🤖 AI Summary
Protein large language models (LLMs) have long been constrained by sequence-only inputs, limiting their capacity to capture deep structure–function relationships. This work introduces the first structure-aware multimodal protein tokenization framework that jointly maps amino acid sequences, 3D atomic coordinates, and textual descriptions into a shared discrete token space—enabling standard text-based LLMs to natively understand, reason about, and generate protein structures.

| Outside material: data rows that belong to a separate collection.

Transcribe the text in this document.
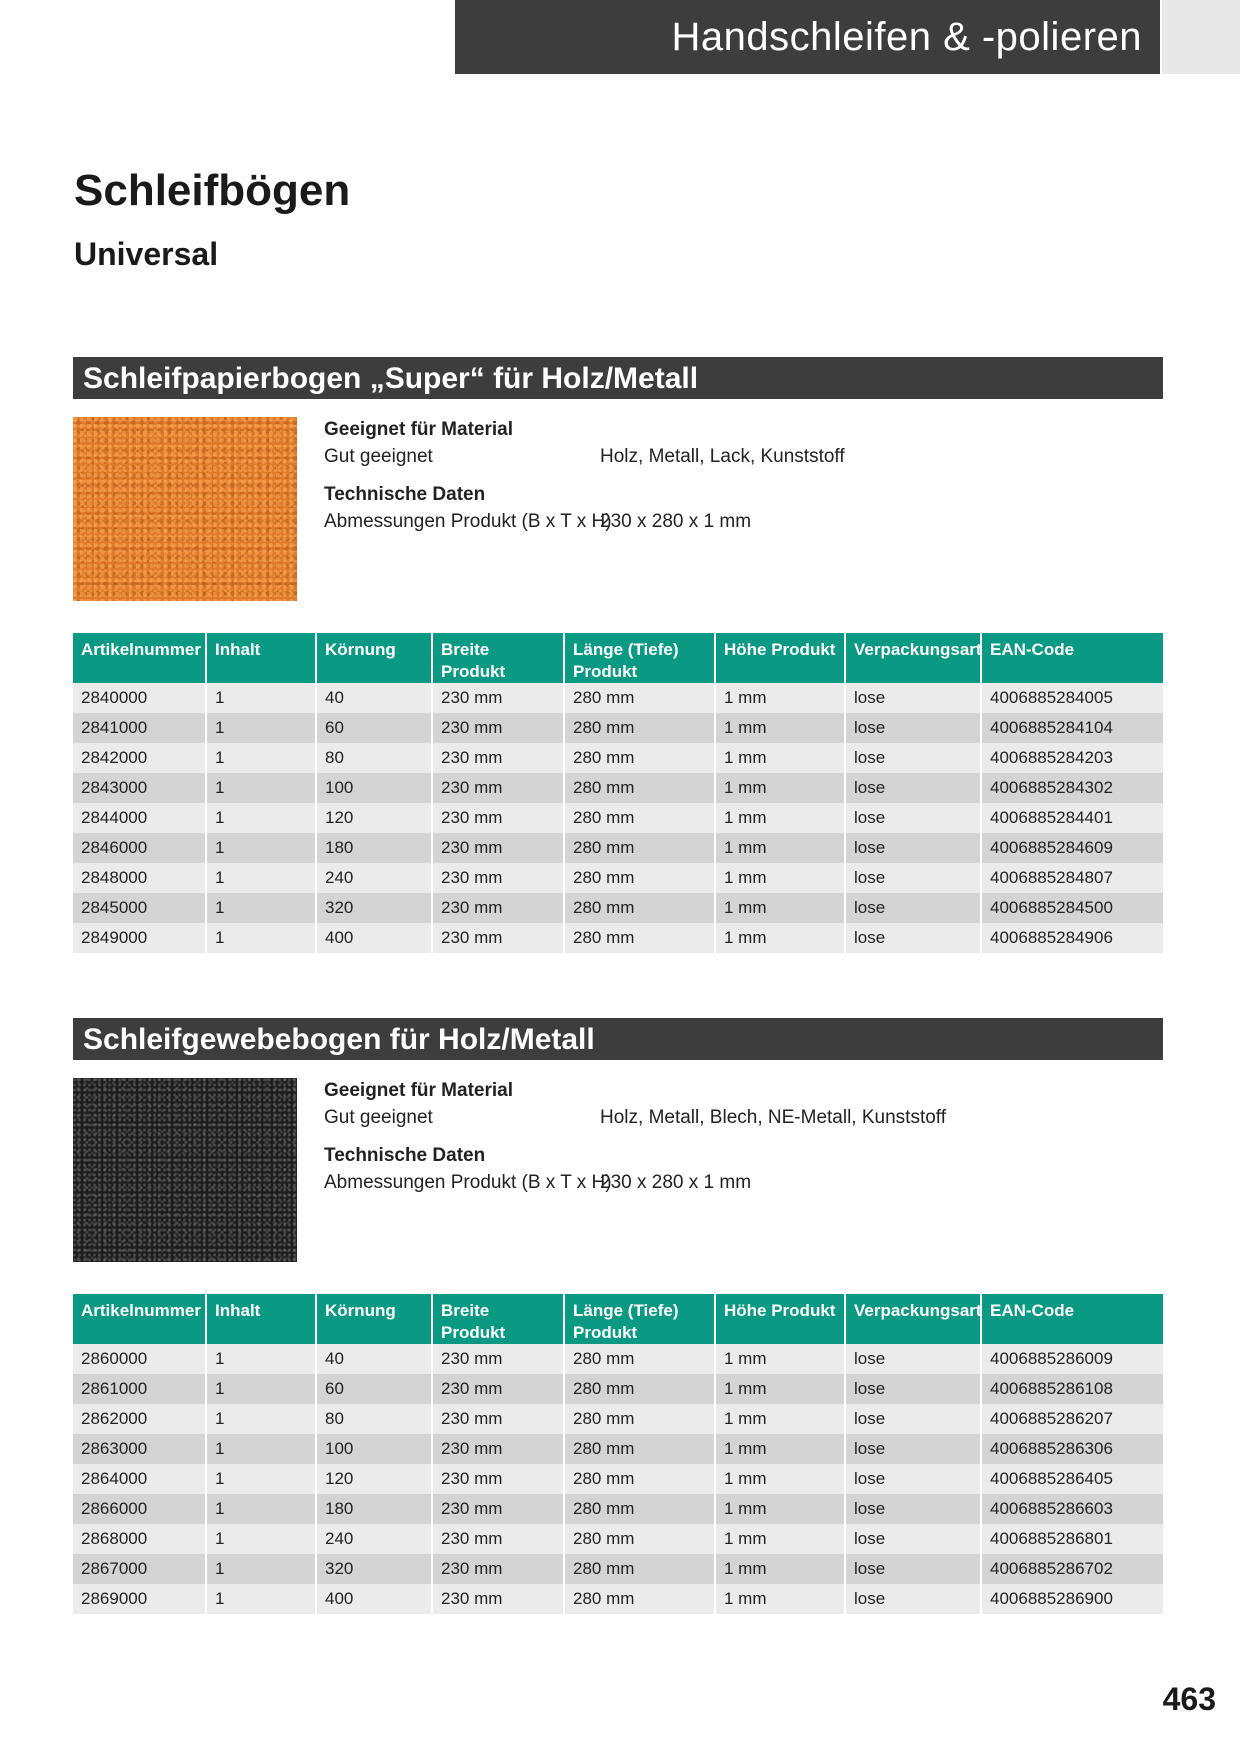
Handschleifen & -polieren
Schleifbögen
Universal
Schleifpapierbogen „Super“ für Holz/Metall
Geeignet für Material
Gut geeignet	Holz, Metall, Lack, Kunststoff
Technische Daten
Abmessungen Produkt (B x T x H)
230 x 280 x 1 mm
Artikelnummer	Inhalt	Körnung	Breite Produkt	Länge (Tiefe) Produkt	Höhe Produkt	Verpackungsart	EAN-Code
2840000	1	40	230 mm	280 mm	1 mm	lose	4006885284005
2841000	1	60	230 mm	280 mm	1 mm	lose	4006885284104
2842000	1	80	230 mm	280 mm	1 mm	lose	4006885284203
2843000	1	100	230 mm	280 mm	1 mm	lose	4006885284302
2844000	1	120	230 mm	280 mm	1 mm	lose	4006885284401
2846000	1	180	230 mm	280 mm	1 mm	lose	4006885284609
2848000	1	240	230 mm	280 mm	1 mm	lose	4006885284807
2845000	1	320	230 mm	280 mm	1 mm	lose	4006885284500
2849000	1	400	230 mm	280 mm	1 mm	lose	4006885284906
Schleifgewebebogen für Holz/Metall
Geeignet für Material
Gut geeignet	Holz, Metall, Blech, NE-Metall, Kunststoff
Technische Daten
Abmessungen Produkt (B x T x H)
230 x 280 x 1 mm
Artikelnummer	Inhalt	Körnung	Breite Produkt	Länge (Tiefe) Produkt	Höhe Produkt	Verpackungsart	EAN-Code
2860000	1	40	230 mm	280 mm	1 mm	lose	4006885286009
2861000	1	60	230 mm	280 mm	1 mm	lose	4006885286108
2862000	1	80	230 mm	280 mm	1 mm	lose	4006885286207
2863000	1	100	230 mm	280 mm	1 mm	lose	4006885286306
2864000	1	120	230 mm	280 mm	1 mm	lose	4006885286405
2866000	1	180	230 mm	280 mm	1 mm	lose	4006885286603
2868000	1	240	230 mm	280 mm	1 mm	lose	4006885286801
2867000	1	320	230 mm	280 mm	1 mm	lose	4006885286702
2869000	1	400	230 mm	280 mm	1 mm	lose	4006885286900
463
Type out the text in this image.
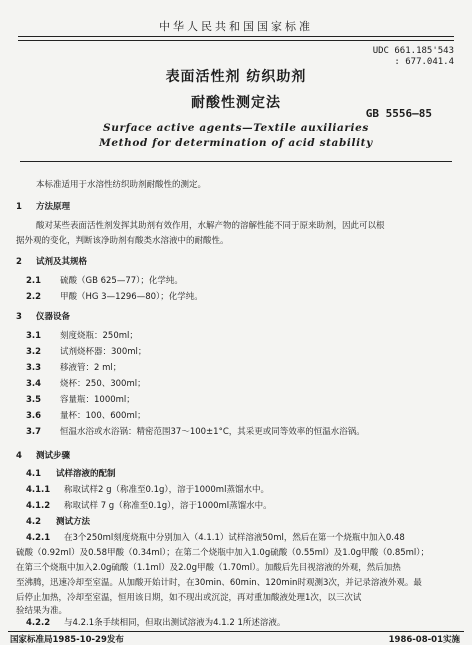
中华人民共和国国家标准
UDC 661.185'543
: 677.041.4
表面活性剂 纺织助剂
耐酸性测定法
GB 5556—85
Surface active agents—Textile auxiliaries
Method for determination of acid stability
本标准适用于水溶性纺织助剂耐酸性的测定。
1 方法原理
酸对某些表面活性剂发挥其助剂有效作用，水解产物的溶解性能不同于原来助剂，因此可以根
据外观的变化，判断该净助剂有酸类水溶液中的耐酸性。
2 试剂及其规格
2.1 硫酸（GB 625—77）；化学纯。
2.2 甲酸（HG 3—1296—80）；化学纯。
3 仪器设备
3.1 刻度烧瓶：250ml；
3.2 试剂烧杯器：300ml；
3.3 移液管：2 ml；
3.4 烧杯：250、300ml；
3.5 容量瓶：1000ml；
3.6 量杯：100、600ml；
3.7 恒温水浴或水浴锅：精密范围37～100±1°C，其采更或同等效率的恒温水浴锅。
4 测试步骤
4.1 试样溶液的配制
4.1.1 称取试样2 g（称准至0.1g），溶于1000ml蒸馏水中。
4.1.2 称取试样 7 g（称准至0.1g），溶于1000ml蒸馏水中。
4.2 测试方法
4.2.1 在3个250ml刻度烧瓶中分别加入（4.1.1）试样溶液50ml，然后在第一个烧瓶中加入0.48
硫酸（0.92ml）及0.58甲酸（0.34ml）；在第二个烧瓶中加入1.0g硫酸（0.55ml）及1.0g甲酸（0.85ml）；
在第三个烧瓶中加入2.0g硫酸（1.1ml）及2.0g甲酸（1.70ml）。加酸后先目视溶液的外观，然后加热
至沸腾，迅速冷却至室温。从加酸开始计时，在30min、60min、120min时观测3次，并记录溶液外观。最
后停止加热，冷却至室温，恒用该日期，如不现出或沉淀，再对重加酸液处理1次，以三次试
验结果为准。
4.2.2 与4.2.1条手续相同，但取出测试溶液为4.1.2 1所述溶液。
国家标准局1985-10-29发布	1986-08-01实施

Our approach comprises: (i) structure-guided discrete tokenization; (ii) a unified next-token prediction training paradigm; (iii) RMSD-aware text–structure alignment encoding; and (iv) LLM-based end-to-end structural editing. Experiments demonstrate a twofold improvement in functional prediction accuracy over domain-specific SOTA methods; high-fidelity backbone conformation generation; and residue-level programmable design. Notably, we are the first to empirically validate that off-the-shelf decoder-only LLMs—without architectural modification—can jointly solve diverse tasks including structural understanding, functional prediction, conformation generation, and rational design.
📝 Abstract
Large language models have made remarkable progress in the field of molecular science, particularly in understanding and generating functional small molecules. This success is largely attributed to the effectiveness of molecular tokenization strategies. In protein science, the amino acid sequence serves as the sole tokenizer for LLMs. However, many fundamental challenges in protein science are inherently structure-dependent. The absence of structure-aware tokens significantly limits the capabilities of LLMs for comprehensive biomolecular comprehension and multimodal generation. To address these challenges, we introduce a novel framework, ProtTeX, which tokenizes the protein sequences, structures, and textual information into a unified discrete space. This innovative approach enables joint training of the LLM exclusively through the Next-Token Prediction paradigm, facilitating multimodal protein reasoning and generation. ProtTeX enables general LLMs to perceive and process protein structures through sequential text input, leverage structural information as intermediate reasoning components, and generate or manipulate structures via sequential text output. Experiments demonstrate that our model achieves significant improvements in protein function prediction, outperforming the state-of-the-art domain expert model with a twofold increase in accuracy. Our framework enables high-quality conformational generation and customizable protein design. For the first time, we demonstrate that by adopting the standard training and inference pipelines from the LLM domain, ProtTeX empowers decoder-only LLMs to effectively address diverse spectrum of protein-related tasks.